Illium was just over five hundred years old to Dmitri’s near thousand. He didn’t know anything of what had gone on before—Raphael alone knew. “No,” Dmitri said and it was a lie he told with centuries of expertise. “Weakness gets a man killed.”

Illium blew out a breath as they reached the flame red Ferrari the angel coveted but couldn’t drive because of his wings, and said, “Do not lose your humanity, Dmitri. It’s what makes you.” He flared out those wings of impossible beauty and rose into the air with a grace and strength that foretold what he might one day become.

Watching the angel fly up into the star-studded skies above a Manhattan stretching awake for the dark beat of night, until he was a sweeping shadow against the glittering black, Dmitri’s lips curved into a grim smile. “I lost my humanity a long time ago, Bluebell.”

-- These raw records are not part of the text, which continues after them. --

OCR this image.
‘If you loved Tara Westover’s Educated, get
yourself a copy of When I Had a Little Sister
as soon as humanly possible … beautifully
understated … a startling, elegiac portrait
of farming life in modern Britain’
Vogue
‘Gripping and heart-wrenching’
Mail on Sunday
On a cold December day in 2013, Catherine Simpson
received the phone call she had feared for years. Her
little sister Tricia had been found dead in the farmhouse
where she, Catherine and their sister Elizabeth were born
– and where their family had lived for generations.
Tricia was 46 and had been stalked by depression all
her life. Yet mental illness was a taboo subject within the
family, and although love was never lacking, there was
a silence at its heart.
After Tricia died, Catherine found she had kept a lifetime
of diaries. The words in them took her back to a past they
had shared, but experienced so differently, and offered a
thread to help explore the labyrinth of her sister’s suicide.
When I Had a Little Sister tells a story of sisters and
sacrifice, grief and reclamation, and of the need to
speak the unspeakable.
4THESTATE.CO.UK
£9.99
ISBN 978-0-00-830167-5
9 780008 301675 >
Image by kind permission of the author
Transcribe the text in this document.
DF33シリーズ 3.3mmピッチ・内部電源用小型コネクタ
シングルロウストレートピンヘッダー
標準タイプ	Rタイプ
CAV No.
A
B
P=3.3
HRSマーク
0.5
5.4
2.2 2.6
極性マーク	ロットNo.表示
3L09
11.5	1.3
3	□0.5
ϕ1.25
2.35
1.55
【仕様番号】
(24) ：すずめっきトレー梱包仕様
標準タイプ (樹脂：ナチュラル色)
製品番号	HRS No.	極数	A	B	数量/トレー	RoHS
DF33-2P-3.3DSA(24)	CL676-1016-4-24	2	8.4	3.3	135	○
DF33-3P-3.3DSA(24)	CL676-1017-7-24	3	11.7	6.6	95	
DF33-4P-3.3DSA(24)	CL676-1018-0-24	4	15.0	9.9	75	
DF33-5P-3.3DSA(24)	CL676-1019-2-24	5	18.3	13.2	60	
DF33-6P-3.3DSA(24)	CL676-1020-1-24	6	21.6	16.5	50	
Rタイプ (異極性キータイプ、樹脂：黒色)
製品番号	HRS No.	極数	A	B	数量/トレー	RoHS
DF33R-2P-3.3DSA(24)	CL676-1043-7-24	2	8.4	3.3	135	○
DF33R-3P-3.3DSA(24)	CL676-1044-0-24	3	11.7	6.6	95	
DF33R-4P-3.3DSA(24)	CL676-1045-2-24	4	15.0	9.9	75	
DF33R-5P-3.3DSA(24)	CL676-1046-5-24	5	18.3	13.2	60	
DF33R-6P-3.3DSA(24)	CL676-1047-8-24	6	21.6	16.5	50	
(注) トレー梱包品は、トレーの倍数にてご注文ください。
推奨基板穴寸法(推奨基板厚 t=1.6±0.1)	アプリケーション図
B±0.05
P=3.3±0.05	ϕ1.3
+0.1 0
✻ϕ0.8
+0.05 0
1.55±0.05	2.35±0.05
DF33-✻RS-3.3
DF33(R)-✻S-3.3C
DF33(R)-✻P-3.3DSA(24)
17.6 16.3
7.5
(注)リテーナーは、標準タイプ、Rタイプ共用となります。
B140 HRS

Honor was in the subterranean depths of Guild Academy’s main building, peering at an illuminated fourteenth-century text to do with one Amadeus Berg, legendary hunter and explorer, when her cell phone rang. Jumping up at the abrupt burst of sound, she grabbed it from where she’d placed it on the table beside her keys. “Sara?” she said, having recognized the number flashing on the screen as that of the Guild Director’s personal cell phone.

“Honor.” Crisp. No nonsense. Sara. “Where are you?”

“Rare books section of the Academy library.” Dimly lit in deference to the age of the books stored here, and kept at a precise ambient temperature, it had become a refuge, a place few ventured.

“Good. You’re not too far.” The sound of papers rustling. “Tower needs a consult and you’re particularly well qualified. When you—”

Honor didn’t hear the rest of the director’s words because her ears crashed with a thundering rush of blood, her face heating until it felt as if her skin would peel off from the burn, leaving her flesh exposed to the cruel air. “Sara,” she blurted out, fingers clenching on the edge of the desk, the bone showing white against skin that had once been a light brown touched by sunshine but was now dull, pasty, “you know I can’t.” Her terror was greater than any pitiful surviving shred of pride.

“Yes, you can.” Sara’s tone was gentle but firm. “I won’t allow you to bury yourself at the Academy forever.”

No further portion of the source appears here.